An Etruscan village dating from the 4th century BC, Castiglioncello sits on a small promontory that constitutes the farthest offshoot of the Leghorn Hills.
Important military center of Etruscan epoch, thanks to its strategic position on the sea, already in Roman age it was center of luxurious villas of otium. Its tourist fortune starts in '800 thanks to the work of the critic and patron Florentine Diego Martelli that he entertained in his house the greatest exponents of the pictorial movement of the Macchiaioli. Frequented by painters and lettered, Castiglioncello assumes to the first of ‘900 its actual aspect populating itself of refined liberty villas leaned out the sea. Become, in the middle of '900, one of the places of vacation preferred by numerous characters of the cinema’s world it lives in that years his more prestigious season.

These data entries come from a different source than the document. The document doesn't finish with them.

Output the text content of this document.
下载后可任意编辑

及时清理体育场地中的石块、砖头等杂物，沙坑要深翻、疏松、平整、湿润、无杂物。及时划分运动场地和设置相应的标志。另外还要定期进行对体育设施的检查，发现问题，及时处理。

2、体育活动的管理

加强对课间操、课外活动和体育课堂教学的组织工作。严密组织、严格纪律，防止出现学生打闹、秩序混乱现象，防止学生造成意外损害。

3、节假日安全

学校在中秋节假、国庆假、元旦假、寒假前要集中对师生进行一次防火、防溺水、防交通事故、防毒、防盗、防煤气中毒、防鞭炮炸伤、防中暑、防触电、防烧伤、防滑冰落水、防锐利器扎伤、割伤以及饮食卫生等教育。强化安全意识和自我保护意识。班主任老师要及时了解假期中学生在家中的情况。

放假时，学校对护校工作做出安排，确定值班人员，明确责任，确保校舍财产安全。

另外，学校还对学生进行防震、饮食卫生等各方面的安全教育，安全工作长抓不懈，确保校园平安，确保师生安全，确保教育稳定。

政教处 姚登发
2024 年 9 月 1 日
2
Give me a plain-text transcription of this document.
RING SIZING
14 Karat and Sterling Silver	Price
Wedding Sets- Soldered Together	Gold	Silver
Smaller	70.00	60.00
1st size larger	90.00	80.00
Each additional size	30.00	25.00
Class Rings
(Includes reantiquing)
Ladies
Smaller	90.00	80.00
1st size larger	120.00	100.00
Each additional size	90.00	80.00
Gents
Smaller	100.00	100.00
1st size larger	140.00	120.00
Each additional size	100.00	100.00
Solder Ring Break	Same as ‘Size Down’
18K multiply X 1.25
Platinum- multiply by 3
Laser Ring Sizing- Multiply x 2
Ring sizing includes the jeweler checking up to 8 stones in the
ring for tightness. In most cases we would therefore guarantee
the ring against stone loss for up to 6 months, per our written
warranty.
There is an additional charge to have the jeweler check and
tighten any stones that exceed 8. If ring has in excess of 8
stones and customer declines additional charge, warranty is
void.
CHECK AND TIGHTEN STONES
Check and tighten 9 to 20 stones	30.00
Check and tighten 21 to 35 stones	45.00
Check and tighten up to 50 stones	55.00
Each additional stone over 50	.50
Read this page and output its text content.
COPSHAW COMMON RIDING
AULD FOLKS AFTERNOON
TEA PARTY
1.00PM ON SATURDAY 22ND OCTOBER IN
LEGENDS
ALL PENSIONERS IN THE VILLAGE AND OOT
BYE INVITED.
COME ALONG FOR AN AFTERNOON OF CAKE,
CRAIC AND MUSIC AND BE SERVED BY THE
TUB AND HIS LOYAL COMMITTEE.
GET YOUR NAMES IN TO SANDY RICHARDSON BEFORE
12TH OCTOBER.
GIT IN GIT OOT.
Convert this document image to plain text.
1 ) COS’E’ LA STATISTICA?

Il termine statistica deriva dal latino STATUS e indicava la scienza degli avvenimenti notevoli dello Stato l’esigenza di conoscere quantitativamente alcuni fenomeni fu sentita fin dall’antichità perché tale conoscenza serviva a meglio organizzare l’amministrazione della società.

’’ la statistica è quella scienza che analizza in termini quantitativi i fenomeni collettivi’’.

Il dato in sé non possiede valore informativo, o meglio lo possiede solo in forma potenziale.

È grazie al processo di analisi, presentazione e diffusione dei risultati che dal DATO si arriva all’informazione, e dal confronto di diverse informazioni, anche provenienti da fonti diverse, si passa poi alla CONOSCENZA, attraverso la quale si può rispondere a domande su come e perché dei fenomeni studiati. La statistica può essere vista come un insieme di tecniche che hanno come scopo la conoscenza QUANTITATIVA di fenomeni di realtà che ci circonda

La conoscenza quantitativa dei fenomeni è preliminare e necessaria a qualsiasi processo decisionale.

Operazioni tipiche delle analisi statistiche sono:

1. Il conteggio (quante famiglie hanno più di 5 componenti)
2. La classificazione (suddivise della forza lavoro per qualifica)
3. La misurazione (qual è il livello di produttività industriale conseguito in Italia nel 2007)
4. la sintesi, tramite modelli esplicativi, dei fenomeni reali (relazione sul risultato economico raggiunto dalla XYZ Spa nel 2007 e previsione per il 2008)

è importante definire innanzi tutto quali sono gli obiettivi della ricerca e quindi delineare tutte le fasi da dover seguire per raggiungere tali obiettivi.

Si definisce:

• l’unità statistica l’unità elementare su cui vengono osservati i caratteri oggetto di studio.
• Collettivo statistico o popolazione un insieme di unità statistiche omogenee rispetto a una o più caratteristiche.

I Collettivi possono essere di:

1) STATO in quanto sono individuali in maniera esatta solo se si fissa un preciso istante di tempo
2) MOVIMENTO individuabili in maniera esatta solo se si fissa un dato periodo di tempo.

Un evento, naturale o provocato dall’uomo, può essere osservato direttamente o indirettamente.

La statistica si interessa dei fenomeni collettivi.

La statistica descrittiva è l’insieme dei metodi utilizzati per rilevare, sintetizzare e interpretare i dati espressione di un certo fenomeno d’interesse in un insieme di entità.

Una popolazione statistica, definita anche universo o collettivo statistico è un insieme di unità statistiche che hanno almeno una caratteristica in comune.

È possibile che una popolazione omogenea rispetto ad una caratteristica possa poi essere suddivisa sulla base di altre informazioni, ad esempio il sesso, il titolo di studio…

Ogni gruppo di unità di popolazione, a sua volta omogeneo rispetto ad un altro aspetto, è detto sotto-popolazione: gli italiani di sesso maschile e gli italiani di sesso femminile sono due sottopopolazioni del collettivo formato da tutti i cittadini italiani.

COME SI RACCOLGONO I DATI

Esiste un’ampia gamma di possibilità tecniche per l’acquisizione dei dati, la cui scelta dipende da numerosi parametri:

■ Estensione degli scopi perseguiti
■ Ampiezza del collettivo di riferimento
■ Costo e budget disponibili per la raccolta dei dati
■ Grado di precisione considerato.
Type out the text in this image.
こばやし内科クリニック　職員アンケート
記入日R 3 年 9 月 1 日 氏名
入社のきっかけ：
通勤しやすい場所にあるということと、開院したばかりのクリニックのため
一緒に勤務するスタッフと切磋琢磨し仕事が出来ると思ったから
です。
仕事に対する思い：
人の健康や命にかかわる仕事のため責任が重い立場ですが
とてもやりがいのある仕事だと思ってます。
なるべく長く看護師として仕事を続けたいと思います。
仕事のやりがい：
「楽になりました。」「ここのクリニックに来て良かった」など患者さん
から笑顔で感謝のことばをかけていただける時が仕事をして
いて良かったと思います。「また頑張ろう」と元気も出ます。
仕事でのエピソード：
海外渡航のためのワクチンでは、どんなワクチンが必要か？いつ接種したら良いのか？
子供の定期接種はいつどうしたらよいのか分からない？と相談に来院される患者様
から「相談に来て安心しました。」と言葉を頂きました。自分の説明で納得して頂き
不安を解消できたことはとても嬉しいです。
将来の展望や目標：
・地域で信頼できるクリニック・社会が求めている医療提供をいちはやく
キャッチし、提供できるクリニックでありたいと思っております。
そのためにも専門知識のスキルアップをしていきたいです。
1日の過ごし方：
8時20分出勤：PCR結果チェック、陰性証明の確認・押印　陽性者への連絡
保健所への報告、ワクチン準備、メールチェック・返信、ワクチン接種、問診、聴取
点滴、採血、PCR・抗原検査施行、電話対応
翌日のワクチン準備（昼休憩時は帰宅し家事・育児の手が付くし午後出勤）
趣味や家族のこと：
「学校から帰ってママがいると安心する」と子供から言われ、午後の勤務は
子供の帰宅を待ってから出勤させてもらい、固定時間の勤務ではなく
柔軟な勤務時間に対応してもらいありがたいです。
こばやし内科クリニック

Full of these traditions, today Castiglioncello is an important destination that proposes a good quality of tourism thanks to the numerous cultural activities in the field of the show, literature, history and art, but also because it gives privileged place for a reflection on the contemporary reality, thanks to the conferences activities and to the new laboratories on the philosophy and communication conceived by the Municipality in collaboration with various Italian universities. Center of these cultural initiatives is the Castle Pasquini, imposing building in Gothic style, built to the end of '800 on the villa that it was of Diego Martelli and absorbed in the Mediterranean stain of its ample park. In 1992, Castiglioncello has obtained the Blue Flag thanks to the FEE (Foundation for Environmental Education in Europe). This legion of merit it’s too important to the seaside stations because the parameters take in exam by Italian and European Commission, concerns not only the clean water, with particularly attention to environmental pollution, but also to the quality of public services, street furniture, social and cultural structures, social order and cleaning of the city, road network and general services, with particularly attention to the tourists.
Nature provides not only the frame, but the very essence of these lands: the scent of the pines, beeches and tamarinds scents the air and mixes with the odour of the sea salt and the Mediterranean greenery, which stretches up to the beach, almost joining up with the crystalline seas and the groves of olive trees, larches, cork trees and wild chestnut thickets that have moulded the untamed spirit of the Maremma, while the region’s venerable heart is kept alive by the stone villages that perch like birds of prey above the undulating green and the blue highlights of the Tuscan Archipelago.